- Education: BEd, University of Saskatchewan MA, University of Edinburgh PhD, 1987, University of Calgary
- Scientific career
- Fields: Psychiatry
- Institutions: University of Calgary
- Thesis: Cognitive functioning and positive and negative symptoms in schizophrenia (1987)

= Jean Addington =

Canadian psychiatrist and researcher

Jean Margaret Addington is a Canadian clinical psychologist. She is a professor at the University of Calgary and a member of the Mathison Centre for Mental Health Research and Education, the Hotchkiss Brain Institute, and the Alberta Children’s Hospital Research Institute. Her research focus is on psychosis and schizophrenia, intending to find predictors and mechanisms for mental illness. She is a Fellow of the Royal Society of Canada.

==Education==
Addington completed her Bachelor of Education degree at the University of Saskatchewan before enrolling at the University of Edinburgh for her Master's degree.
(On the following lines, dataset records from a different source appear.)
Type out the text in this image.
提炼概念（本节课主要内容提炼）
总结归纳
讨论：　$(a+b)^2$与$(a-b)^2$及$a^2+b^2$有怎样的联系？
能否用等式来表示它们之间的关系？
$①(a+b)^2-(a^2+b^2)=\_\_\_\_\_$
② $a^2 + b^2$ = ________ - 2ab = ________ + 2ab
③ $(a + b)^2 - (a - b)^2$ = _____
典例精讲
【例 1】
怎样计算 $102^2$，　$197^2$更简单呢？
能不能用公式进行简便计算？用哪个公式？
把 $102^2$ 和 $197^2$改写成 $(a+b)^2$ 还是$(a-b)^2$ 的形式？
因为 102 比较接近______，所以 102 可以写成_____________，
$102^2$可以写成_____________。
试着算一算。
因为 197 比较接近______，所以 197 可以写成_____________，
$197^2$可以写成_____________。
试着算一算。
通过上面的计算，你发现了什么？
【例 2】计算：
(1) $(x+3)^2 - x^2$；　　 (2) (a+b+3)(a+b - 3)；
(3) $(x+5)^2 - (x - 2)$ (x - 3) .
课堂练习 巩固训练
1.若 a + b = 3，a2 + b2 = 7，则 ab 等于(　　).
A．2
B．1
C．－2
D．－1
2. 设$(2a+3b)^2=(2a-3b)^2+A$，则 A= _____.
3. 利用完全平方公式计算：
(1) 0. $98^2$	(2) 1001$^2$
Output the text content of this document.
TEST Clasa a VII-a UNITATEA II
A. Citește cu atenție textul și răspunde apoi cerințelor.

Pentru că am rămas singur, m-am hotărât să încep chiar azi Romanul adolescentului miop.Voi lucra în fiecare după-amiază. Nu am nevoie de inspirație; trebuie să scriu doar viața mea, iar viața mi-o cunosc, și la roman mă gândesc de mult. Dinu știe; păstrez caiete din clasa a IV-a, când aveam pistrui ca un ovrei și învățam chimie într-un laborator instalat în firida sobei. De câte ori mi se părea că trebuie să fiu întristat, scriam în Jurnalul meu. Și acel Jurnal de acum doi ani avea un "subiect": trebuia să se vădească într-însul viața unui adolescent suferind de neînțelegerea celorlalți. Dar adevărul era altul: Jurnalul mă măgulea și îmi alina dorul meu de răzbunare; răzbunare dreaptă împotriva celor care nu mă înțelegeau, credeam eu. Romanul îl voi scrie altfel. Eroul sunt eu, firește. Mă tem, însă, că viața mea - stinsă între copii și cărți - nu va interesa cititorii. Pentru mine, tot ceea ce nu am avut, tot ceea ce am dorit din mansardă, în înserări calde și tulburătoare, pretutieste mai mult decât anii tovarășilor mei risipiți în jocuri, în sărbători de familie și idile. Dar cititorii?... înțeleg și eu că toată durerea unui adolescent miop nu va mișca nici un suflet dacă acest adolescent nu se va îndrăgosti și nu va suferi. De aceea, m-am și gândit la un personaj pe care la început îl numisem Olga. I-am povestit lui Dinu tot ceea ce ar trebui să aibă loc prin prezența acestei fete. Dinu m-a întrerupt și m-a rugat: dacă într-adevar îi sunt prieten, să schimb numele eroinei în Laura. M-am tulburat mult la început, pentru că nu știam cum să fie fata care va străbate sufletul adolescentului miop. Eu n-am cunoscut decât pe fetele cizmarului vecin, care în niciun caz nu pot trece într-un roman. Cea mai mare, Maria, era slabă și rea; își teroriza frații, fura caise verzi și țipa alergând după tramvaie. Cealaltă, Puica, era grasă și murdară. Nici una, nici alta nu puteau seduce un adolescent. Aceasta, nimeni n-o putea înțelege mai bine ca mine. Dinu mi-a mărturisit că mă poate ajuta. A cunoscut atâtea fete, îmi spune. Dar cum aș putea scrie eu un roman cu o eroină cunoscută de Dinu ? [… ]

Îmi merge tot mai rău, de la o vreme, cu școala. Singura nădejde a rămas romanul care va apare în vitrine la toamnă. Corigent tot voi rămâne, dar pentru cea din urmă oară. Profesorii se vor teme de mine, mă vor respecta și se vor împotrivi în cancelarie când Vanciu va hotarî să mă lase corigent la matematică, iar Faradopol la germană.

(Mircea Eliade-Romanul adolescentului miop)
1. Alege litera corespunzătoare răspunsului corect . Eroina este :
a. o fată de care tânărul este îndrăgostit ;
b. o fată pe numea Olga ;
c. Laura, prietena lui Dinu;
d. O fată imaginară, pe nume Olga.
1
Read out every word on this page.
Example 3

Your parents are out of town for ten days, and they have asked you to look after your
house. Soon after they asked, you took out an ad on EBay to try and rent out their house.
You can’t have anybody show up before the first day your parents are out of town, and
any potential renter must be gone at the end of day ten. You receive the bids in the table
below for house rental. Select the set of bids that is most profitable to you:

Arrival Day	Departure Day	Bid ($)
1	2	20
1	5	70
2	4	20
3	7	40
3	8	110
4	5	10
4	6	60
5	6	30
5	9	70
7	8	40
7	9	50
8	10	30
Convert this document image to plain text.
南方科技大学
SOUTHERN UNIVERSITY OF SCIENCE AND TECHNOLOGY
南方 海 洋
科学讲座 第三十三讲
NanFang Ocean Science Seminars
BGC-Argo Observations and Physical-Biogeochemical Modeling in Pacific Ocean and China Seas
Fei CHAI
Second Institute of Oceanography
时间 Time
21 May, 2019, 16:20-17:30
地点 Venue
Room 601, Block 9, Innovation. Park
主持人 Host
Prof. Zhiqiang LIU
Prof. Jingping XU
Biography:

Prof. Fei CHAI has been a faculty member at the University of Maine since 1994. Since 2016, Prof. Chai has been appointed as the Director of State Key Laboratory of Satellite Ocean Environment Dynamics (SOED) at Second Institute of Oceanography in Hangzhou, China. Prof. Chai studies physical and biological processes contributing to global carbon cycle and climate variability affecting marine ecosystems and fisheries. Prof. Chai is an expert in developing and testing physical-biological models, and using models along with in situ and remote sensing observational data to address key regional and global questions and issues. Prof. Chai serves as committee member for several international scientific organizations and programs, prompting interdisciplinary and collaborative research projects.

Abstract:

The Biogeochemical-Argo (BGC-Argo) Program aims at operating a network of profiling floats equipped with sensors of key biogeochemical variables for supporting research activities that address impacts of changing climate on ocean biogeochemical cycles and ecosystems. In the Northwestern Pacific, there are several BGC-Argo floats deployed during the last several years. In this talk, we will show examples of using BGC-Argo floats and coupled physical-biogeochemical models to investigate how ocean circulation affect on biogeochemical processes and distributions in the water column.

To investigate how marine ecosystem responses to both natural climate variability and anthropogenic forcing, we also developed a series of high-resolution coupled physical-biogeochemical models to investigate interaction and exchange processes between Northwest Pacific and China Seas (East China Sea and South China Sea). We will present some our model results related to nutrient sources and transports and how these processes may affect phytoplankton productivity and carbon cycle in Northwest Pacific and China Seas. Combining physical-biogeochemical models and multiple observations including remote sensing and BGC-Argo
After receiving her MA degree in English, Addington accepted a summer position at a psychiatric centre for people with schizophrenia and other serious mental illnesses. She then returned to Canada for her PhD in clinical psychology at the University of Calgary, and received her accreditation as a registered psychologist in 1988.

== Career ==
Upon completing her PhD, Addington founded and directed Calgary's Early Psychosis Program and helped establish the "Prevention through Risk Identification, Management and Prevention" (PRIME) clinics in Calgary and Toronto. The main purpose of the PRIME clinics was to develop more accurate early detection methods for those at risk for psychosis. Through data from PRIME's first-episode clinic, Addington's research team were able to refine the universal understanding of which "prodromal," or pre-illness, symptoms are the most predictive. She also helped develop a new rating scale for the measurement of depression in schizophrenia. Beyond the PRIME clinics, Addington also served as one of the principal investigators in the North American Prodrome Longitudinal Study (NAPLS).

In 2019, Addington was awarded the International Early Intervention and Prevention in Mental Health Association's Richard Wyatt award as an individual who has made "a remarkable contribution to the area of early intervention." She was also elected a Fellow of the Canadian Academy of Health Sciences and Royal Society of Canada.